Roberts, who has produced key research on the role of foreign aid in addressing climate justice issues, commented: "The key to me is that for each adaptation action, or non-action, different people reap the benefits from those who bear the costs. For this reason, cost-benefit analysis is indeed nearly useless at the local or even national level."
Chambwera and Berger said they were not discounting cost-benefit analysis, which has its benefits an international scale, and cited the Stern Review on the Economics of Climate Change, produced by economist Nicholas Stern for the British government.
What set their alarm bells ringing was the agenda of a recent workshop organized by the Nairobi Work Programme (NWP) on how to use cost-benefit methods for adaptation planning at country and community levels |
The researchers urged the NWP to develop a "toolkit" of various approaches to help countries draw up adaptation programmes, to ensure that the most vulnerable communities were not left out of the loop.
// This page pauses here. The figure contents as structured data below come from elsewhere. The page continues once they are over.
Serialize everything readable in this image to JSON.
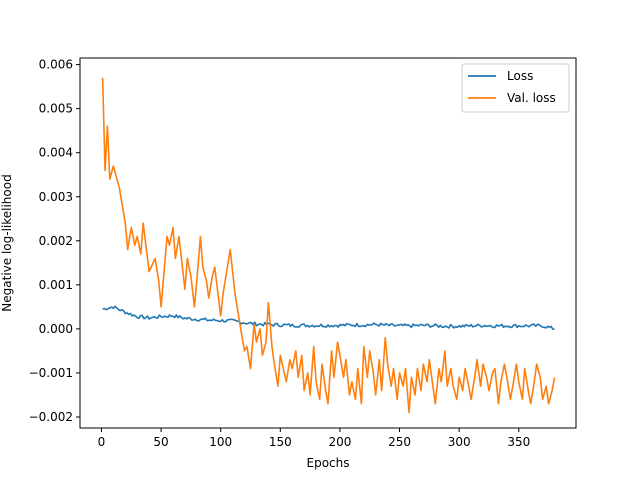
{
  "chart_data": {
    "type": "line",
    "title": "",
    "xlabel": "Epochs",
    "ylabel": "Negative log-likelihood",
    "xlim": [
      -18,
      398
    ],
    "ylim": [
      -0.00225,
      0.00615
    ],
    "xticks": [
      0,
      50,
      100,
      150,
      200,
      250,
      300,
      350
    ],
    "xtick_labels": [
      "0",
      "50",
      "100",
      "150",
      "200",
      "250",
      "300",
      "350"
    ],
    "yticks": [
      -0.002,
      -0.001,
      0.0,
      0.001,
      0.002,
      0.003,
      0.004,
      0.005,
      0.006
    ],
    "ytick_labels": [
      "−0.002",
      "−0.001",
      "0.000",
      "0.001",
      "0.002",
      "0.003",
      "0.004",
      "0.005",
      "0.006"
    ],
    "grid": false,
    "legend_position": "upper right",
    "series": [
      {
        "name": "Loss",
        "color": "#1f77b4",
        "x": [
          1,
          10,
          20,
          30,
          40,
          50,
          60,
          70,
          80,
          90,
          100,
          110,
          120,
          130,
          140,
          150,
          160,
          170,
          180,
          190,
          200,
          210,
          220,
          230,
          240,
          250,
          260,
          270,
          280,
          290,
          300,
          310,
          320,
          330,
          340,
          350,
          360,
          370,
          380
        ],
        "y": [
          0.00045,
          0.0005,
          0.00038,
          0.00028,
          0.00025,
          0.00028,
          0.0003,
          0.00024,
          0.00022,
          0.0002,
          0.00019,
          0.00018,
          0.00014,
          0.00011,
          0.0001,
          9e-05,
          8e-05,
          8e-05,
          8e-05,
          8e-05,
          8e-05,
          9e-05,
          9e-05,
          0.0001,
          8e-05,
          7e-05,
          7e-05,
          8e-05,
          7e-05,
          6e-05,
          6e-05,
          7e-05,
          8e-05,
          7e-05,
          7e-05,
          7e-05,
          7e-05,
          7e-05,
          0.0
        ],
        "noise": 4e-05
      },
      {
        "name": "Val. loss",
        "color": "#ff7f0e",
        "x": [
          1,
          3,
          5,
          7,
          10,
          15,
          20,
          22,
          25,
          28,
          30,
          33,
          35,
          40,
          45,
          48,
          50,
          55,
          57,
          60,
          62,
          65,
          70,
          72,
          75,
          78,
          80,
          83,
          85,
          88,
          90,
          93,
          95,
          100,
          102,
          105,
          108,
          110,
          112,
          115,
          118,
          120,
          122,
          125,
          128,
          130,
          133,
          135,
          138,
          140,
          143,
          145,
          148,
          150,
          155,
          158,
          160,
          163,
          165,
          168,
          170,
          173,
          175,
          178,
          180,
          183,
          185,
          188,
          190,
          193,
          195,
          198,
          200,
          203,
          205,
          208,
          210,
          213,
          215,
          218,
          220,
          223,
          225,
          228,
          230,
          233,
          235,
          238,
          240,
          243,
          245,
          248,
          250,
          253,
          255,
          258,
          260,
          263,
          265,
          268,
          270,
          273,
          275,
          278,
          280,
          283,
          285,
          288,
          290,
          293,
          295,
          298,
          300,
          303,
          305,
          308,
          310,
          313,
          315,
          318,
          320,
          323,
          325,
          328,
          330,
          333,
          335,
          338,
          340,
          343,
          345,
          348,
          350,
          353,
          355,
          358,
          360,
          363,
          365,
          368,
          370,
          373,
          375,
          378,
          380
        ],
        "y": [
          0.0057,
          0.0036,
          0.0046,
          0.0034,
          0.0037,
          0.0032,
          0.0024,
          0.0018,
          0.0023,
          0.0019,
          0.0021,
          0.0017,
          0.0024,
          0.0013,
          0.0016,
          0.0011,
          0.0005,
          0.0021,
          0.0019,
          0.0023,
          0.0016,
          0.0021,
          0.0009,
          0.0016,
          0.0012,
          0.0005,
          0.0011,
          0.0021,
          0.0014,
          0.0011,
          0.0007,
          0.0012,
          0.0014,
          0.0003,
          0.0008,
          0.0013,
          0.0018,
          0.0013,
          0.0008,
          0.0003,
          -0.0002,
          -0.0005,
          -0.0004,
          -0.0009,
          0.0001,
          -0.0003,
          0.0,
          -0.0006,
          -0.0003,
          0.0006,
          -0.0004,
          -0.0008,
          -0.0013,
          -0.0006,
          -0.0012,
          -0.0007,
          -0.0009,
          -0.0005,
          -0.0011,
          -0.0006,
          -0.0014,
          -0.001,
          -0.0015,
          -0.0004,
          -0.0012,
          -0.0016,
          -0.0008,
          -0.0014,
          -0.0017,
          -0.0005,
          -0.0011,
          -0.0003,
          -0.0006,
          -0.0011,
          -0.0007,
          -0.0015,
          -0.0012,
          -0.0016,
          -0.0009,
          -0.0017,
          -0.0004,
          -0.0011,
          -0.0005,
          -0.001,
          -0.0015,
          -0.0007,
          -0.0014,
          -0.0002,
          -0.0008,
          -0.0013,
          -0.0009,
          -0.0016,
          -0.001,
          -0.0013,
          -0.0009,
          -0.0019,
          -0.0011,
          -0.0015,
          -0.0009,
          -0.0014,
          -0.0008,
          -0.0012,
          -0.0007,
          -0.0013,
          -0.0017,
          -0.0009,
          -0.0012,
          -0.0005,
          -0.0013,
          -0.0009,
          -0.0013,
          -0.0016,
          -0.0011,
          -0.0014,
          -0.0009,
          -0.0013,
          -0.0016,
          -0.0011,
          -0.0007,
          -0.0013,
          -0.0008,
          -0.0011,
          -0.0014,
          -0.001,
          -0.0009,
          -0.0017,
          -0.0012,
          -0.0008,
          -0.0011,
          -0.0016,
          -0.0013,
          -0.0008,
          -0.0012,
          -0.0016,
          -0.0009,
          -0.0014,
          -0.0017,
          -0.0012,
          -0.0008,
          -0.0011,
          -0.0016,
          -0.0013,
          -0.0017,
          -0.0014,
          -0.0011
        ],
        "noise": 0.0
      }
    ]
  }
}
For instance, some economic analyses found that climate change would only affect one percent of Namibia's and Tanzania's gross domestic product, while equity and distributional analyses "revealed that the burden would lie heavily on smallholding farmers and the urban poor".
Roberts noted that "In the US ... [some] climate legislation requires actions be prioritized on whether they are 'cost-effective'. This sounds good, but there are some actions that must be taken to protect the most vulnerable groups, regardless of their payoff in the short term. The question is always, 'Cost-effective for whom?'"
Roberts said the researchers' comment - 'Assuming that adaptation will be sustainable on the basis of a cost-benefit rule alone could be risky' - was crucial.
"The political will to keep spending on an adaptation action through tough economic times is never certain, and this could put some communities at grave risk if they head down a road based on a cost-benefit analysis, done without careful analysis of risks; and of course, many risks are simply unknowable".